Per-token, per-seat, per-document, per-call. Each pricing model has a hidden cliff at scale. The pricing that looks reasonable in the pilot can become punitive in production. Ask explicitly what your annual cost looks like at 2x, 5x, and 10x the pilot volume. If the vendor can't model it, they don't fully understand their own pricing.

Watch for two specific patterns: "enterprise tier" requirements that surface only after the contract is signed, and integration costs that are described as "minor" in the demo and turn out to require six weeks of professional services at three hundred dollars an hour.

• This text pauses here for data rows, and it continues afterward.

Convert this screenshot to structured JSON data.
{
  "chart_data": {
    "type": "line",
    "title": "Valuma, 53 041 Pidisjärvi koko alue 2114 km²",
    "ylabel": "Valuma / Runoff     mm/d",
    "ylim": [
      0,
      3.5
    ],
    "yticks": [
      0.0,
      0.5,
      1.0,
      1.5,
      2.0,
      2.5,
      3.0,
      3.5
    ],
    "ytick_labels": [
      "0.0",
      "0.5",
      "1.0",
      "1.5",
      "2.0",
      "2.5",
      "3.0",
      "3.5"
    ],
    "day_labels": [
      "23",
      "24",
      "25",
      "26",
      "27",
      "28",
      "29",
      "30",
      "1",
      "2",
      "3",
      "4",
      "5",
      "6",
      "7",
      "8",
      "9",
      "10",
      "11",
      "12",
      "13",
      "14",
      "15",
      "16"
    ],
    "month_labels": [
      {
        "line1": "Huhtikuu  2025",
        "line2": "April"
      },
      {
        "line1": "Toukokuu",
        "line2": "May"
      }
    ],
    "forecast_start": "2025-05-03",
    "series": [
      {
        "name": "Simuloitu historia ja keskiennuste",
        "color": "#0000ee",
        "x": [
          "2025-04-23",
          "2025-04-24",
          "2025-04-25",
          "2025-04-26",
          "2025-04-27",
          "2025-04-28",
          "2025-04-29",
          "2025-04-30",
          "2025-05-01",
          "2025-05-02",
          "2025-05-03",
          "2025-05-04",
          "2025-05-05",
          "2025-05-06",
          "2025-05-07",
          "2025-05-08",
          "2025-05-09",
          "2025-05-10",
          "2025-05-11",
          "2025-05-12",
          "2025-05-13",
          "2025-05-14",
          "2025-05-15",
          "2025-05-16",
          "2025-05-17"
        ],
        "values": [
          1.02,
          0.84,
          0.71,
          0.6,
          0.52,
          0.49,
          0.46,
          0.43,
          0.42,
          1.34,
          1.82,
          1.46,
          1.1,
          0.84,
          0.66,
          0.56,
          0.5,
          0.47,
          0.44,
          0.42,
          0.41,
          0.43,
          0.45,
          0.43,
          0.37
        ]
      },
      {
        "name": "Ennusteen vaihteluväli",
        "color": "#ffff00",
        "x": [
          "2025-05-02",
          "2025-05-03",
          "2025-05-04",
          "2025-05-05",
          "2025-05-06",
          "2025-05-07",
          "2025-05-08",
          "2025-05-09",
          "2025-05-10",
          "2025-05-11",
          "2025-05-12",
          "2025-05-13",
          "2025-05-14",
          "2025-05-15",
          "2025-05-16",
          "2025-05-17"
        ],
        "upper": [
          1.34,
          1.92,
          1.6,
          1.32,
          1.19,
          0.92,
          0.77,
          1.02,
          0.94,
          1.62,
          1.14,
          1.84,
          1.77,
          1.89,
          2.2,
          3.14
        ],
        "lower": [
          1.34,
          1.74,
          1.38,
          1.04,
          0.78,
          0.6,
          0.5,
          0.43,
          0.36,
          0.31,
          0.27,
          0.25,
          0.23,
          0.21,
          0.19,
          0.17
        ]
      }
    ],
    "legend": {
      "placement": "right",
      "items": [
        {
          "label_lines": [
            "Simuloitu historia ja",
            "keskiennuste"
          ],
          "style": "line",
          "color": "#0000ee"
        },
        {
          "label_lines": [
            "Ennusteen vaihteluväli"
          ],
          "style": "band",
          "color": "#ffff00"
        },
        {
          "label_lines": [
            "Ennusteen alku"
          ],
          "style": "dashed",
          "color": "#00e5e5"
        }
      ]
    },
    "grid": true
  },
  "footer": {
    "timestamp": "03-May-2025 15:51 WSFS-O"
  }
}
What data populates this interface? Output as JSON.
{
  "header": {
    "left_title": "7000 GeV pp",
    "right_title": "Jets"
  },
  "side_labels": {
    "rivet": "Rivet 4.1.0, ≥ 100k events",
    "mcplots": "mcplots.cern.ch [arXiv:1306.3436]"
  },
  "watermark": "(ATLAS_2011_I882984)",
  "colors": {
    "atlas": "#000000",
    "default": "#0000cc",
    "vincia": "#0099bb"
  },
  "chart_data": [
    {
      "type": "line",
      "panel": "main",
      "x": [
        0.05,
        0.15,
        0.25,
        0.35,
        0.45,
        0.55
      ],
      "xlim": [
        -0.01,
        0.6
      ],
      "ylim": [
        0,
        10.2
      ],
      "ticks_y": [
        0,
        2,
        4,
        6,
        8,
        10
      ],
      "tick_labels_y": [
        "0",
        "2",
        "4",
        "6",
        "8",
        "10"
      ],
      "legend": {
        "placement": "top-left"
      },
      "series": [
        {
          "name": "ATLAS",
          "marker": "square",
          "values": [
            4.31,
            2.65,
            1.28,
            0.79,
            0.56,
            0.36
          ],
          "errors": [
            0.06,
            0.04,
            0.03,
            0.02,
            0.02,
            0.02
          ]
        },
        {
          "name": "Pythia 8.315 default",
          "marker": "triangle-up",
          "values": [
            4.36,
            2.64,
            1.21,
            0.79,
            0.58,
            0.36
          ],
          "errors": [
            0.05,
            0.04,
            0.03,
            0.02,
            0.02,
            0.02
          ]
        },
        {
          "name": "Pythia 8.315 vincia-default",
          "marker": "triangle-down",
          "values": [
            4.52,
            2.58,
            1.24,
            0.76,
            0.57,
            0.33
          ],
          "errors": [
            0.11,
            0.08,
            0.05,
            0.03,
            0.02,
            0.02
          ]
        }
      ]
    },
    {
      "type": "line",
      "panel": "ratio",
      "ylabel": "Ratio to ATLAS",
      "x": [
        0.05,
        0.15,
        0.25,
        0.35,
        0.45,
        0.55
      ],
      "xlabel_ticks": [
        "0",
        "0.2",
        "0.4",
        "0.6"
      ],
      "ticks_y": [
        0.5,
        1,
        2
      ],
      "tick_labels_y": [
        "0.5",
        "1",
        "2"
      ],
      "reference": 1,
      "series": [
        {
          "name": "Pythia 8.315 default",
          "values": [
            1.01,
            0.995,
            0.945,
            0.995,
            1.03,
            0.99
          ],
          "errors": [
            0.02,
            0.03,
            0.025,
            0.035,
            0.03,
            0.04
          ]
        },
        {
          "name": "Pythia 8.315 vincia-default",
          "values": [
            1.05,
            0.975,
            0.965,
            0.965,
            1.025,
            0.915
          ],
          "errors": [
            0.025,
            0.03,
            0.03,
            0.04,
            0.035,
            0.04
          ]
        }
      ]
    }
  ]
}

Reference calls that matter

Three filters: same size as you, same industry as you, live for at least six months. The launch-week logo is the wrong reference call. Ask the reference what they don't like about the product. Ask what they thought it would do that it doesn't. Ask whether they'd buy it again knowing what they know now. The vendors with strong products will give you a list of references who will answer honestly, because they know the honest answer is still good.

A useful default

The cost of a bad AI vendor isn't the contract value. It's the year your team spends integrating, training, and reorganizing workflows around a product that turns out not to fit. By the time you know, you've sunk enough into it that leaving feels harder than staying.

The defense against this is unglamorous: a paid pilot on real data, before the contract. The vendors who refuse aren't the ones who are going to deliver. The vendors who insist on it are usually the ones you want. Make the pilot the first item on the table, not the last.